I noticed that both of them are used in many scientific papers. Are these two terms, or can they be used interchangeably?
A look at the context in which they are used supports my gut feel, which is that
1: "confluence" should be used in contexts of "% confluence"
2: "confluency" should be used in contexts where you describe high or low levels of confluency.
I have documented the history and current usage of the terms confluence and confluency in cell culture in an answer to another question specifically about the term confluency. As the current question has not been marked a duplicate of that one, and I believe the one answer posted to be incorrect, I am providing a brief answer here and direct the reader to my other answer for full supporting evidence.
Q. Are confluence and confluency two [different] terms, or can they be used interchangeably?
A. Confluence and confluency, as used in cell culture, have exactly the same meaning, and usage is a purely a matter of personal preference.
Confluence is a standard English word dating from the fifteenth century, and used as an abstract concept or applied to different phenomena in various fields. Confluency is a term almost exclusively used in relation to cell culture.

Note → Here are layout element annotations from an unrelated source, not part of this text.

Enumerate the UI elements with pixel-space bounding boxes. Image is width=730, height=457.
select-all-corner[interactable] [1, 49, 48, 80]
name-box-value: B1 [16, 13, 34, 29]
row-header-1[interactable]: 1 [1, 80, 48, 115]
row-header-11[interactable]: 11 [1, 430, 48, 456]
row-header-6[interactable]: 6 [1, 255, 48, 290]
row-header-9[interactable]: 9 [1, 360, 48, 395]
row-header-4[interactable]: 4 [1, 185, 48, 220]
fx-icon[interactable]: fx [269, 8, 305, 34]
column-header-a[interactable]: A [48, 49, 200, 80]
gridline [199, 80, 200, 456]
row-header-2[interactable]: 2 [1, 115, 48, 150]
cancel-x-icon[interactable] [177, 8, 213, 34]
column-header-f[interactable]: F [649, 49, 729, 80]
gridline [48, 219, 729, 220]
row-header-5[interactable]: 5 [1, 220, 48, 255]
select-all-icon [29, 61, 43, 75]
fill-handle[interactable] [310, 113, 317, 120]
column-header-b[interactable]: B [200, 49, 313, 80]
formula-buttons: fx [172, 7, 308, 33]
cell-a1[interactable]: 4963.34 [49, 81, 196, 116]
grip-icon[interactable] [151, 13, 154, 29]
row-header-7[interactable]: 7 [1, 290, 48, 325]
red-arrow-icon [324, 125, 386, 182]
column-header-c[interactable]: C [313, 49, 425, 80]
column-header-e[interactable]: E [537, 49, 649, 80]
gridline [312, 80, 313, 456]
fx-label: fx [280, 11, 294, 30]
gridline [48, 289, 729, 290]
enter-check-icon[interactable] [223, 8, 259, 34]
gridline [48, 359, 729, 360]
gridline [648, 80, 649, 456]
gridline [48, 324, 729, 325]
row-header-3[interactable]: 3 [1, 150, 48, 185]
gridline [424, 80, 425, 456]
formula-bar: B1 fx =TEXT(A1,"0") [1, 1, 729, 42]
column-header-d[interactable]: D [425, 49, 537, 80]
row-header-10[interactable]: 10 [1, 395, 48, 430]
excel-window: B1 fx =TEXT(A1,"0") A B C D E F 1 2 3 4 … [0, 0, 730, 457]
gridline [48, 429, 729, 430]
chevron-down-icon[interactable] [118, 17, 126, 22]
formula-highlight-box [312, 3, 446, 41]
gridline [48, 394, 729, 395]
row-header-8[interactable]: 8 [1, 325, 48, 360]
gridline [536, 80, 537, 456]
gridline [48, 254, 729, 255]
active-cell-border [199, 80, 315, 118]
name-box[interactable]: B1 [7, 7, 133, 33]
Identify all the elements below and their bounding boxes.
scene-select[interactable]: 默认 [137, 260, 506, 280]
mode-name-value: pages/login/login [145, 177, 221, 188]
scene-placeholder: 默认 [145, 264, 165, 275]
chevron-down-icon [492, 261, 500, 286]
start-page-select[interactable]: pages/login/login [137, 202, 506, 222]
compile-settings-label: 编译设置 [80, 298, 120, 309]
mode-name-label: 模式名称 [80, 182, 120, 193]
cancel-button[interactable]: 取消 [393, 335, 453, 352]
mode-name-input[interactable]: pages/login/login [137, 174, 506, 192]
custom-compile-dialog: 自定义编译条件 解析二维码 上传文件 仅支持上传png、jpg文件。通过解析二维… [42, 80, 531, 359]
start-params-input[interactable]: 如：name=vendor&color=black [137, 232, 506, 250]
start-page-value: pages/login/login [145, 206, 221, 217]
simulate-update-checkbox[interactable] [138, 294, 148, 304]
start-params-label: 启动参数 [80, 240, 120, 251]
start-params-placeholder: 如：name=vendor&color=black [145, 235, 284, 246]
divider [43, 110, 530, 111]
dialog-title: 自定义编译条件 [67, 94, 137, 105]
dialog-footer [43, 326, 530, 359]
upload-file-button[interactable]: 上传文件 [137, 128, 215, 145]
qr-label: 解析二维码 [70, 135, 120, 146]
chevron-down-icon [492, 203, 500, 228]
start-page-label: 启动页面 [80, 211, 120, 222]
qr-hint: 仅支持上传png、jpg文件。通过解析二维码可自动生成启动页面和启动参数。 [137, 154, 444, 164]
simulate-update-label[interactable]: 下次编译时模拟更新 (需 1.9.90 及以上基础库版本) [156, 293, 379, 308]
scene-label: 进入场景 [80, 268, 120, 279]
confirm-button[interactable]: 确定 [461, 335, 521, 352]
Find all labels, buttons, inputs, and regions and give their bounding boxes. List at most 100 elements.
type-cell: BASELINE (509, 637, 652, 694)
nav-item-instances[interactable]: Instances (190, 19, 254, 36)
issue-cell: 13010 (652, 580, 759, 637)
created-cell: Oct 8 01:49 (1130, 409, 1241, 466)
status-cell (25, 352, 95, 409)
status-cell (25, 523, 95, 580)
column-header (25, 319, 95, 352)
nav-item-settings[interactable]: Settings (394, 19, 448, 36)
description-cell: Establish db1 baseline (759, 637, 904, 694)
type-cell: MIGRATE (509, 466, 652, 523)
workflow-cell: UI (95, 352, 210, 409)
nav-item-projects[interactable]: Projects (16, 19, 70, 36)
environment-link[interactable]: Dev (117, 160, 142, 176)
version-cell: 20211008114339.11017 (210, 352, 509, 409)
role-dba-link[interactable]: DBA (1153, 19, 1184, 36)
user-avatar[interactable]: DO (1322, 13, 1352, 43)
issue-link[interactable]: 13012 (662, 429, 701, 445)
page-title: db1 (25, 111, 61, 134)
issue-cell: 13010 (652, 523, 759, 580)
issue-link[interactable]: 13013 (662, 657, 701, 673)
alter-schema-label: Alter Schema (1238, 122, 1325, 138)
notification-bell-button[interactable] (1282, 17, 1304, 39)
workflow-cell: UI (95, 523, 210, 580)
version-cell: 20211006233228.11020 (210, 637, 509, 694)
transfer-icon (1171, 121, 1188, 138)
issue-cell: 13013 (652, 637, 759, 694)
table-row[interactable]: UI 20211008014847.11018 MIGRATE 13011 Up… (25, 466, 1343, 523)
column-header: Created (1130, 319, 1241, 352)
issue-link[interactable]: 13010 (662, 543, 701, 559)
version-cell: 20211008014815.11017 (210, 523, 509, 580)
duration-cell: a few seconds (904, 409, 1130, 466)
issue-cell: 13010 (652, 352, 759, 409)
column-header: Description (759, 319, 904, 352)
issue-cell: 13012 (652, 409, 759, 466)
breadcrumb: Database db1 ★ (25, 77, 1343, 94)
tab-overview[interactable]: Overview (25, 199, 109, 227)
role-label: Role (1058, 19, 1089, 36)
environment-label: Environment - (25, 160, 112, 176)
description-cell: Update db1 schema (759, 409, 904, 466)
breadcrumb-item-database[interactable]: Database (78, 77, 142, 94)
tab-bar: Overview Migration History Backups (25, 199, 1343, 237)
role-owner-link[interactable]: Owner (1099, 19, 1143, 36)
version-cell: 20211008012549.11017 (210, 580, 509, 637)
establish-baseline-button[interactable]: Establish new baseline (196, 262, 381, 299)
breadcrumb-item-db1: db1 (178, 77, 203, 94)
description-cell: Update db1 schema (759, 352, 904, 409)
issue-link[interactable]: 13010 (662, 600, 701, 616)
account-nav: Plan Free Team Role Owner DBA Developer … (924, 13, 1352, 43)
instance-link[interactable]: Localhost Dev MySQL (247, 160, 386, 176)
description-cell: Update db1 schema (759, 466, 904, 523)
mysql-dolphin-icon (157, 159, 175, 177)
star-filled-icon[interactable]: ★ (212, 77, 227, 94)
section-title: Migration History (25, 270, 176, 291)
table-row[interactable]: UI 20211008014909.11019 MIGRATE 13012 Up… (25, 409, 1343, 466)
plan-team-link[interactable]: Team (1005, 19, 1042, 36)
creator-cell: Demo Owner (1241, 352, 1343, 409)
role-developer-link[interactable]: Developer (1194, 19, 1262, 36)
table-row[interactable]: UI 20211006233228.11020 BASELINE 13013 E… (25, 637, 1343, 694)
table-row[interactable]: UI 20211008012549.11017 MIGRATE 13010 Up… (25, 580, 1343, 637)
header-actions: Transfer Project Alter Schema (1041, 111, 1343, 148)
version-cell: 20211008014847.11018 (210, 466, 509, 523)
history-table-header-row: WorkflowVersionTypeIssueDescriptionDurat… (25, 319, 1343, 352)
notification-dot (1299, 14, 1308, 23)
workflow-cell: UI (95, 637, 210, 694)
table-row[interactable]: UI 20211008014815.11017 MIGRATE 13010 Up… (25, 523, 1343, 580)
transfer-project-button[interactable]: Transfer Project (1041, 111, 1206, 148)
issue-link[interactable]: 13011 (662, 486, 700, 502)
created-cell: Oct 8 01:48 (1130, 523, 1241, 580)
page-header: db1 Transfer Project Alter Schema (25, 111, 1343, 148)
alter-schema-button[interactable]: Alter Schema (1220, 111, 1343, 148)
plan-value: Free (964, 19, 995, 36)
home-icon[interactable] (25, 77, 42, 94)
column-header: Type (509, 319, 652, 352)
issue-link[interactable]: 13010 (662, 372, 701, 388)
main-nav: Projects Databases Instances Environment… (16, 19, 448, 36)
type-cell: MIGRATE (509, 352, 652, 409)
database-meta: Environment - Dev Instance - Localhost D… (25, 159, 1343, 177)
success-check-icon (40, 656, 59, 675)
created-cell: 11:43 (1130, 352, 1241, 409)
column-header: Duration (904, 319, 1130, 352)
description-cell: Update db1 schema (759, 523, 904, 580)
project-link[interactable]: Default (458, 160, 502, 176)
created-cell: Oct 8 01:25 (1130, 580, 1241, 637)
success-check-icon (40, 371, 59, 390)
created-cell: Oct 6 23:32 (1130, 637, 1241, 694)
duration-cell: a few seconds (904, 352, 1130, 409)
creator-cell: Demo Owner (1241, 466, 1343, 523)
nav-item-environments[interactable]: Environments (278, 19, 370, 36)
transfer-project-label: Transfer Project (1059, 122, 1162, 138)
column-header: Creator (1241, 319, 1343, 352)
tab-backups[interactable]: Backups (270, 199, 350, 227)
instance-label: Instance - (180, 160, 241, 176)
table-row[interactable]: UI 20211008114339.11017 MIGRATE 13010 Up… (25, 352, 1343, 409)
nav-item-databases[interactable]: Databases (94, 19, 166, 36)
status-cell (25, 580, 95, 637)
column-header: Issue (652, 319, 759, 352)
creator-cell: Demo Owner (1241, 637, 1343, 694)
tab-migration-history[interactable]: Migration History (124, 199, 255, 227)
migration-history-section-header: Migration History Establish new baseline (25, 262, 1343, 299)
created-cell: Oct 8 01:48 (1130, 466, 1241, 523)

In this respect, the definition from the short Wikipedia entry on confluency (sic) is pertinent:
In cell culture biology, confluence (sic) refers to the percentage of the surface of a culture dish that is covered by adherent cells. For example, 50 percent confluence means roughly half of the surface is covered, while 100 percent confluence means the surface is completely covered by the cells, and no more room is left for the cells to grow as a monolayer.
While there is no guarantee that this Wikipedia entry is correct, it reflects the fact that (1) since the 1960s some authors have used one term and other authors have used the other term to mean the same thing (2) that the same authors have used their preferred term in relation to both the concept itself (without any numerical qualification) and with a percentage qualifier.
I have inspected recent papers in the Journal of Cell Science (referenced in note (9) of my other answer and found that both usages, as above, are still current, as well as mixed usage of both the type prescribed by @MarchHo (confluency, but 50% confluence) and the opposite (confluence, but 50% confluency).
Both terms are accepted by all journals I have looked at, and I have failed to find a pronouncement on the topic by any standards organization or professional body.
Use whatever the people with whom you work use. If you are starting out on your own, make your choice depending on your attitude to the English language or the respect you have for a particular pioneer of cell culture. But, whatever you choose, never tell anyone else that they should do the same.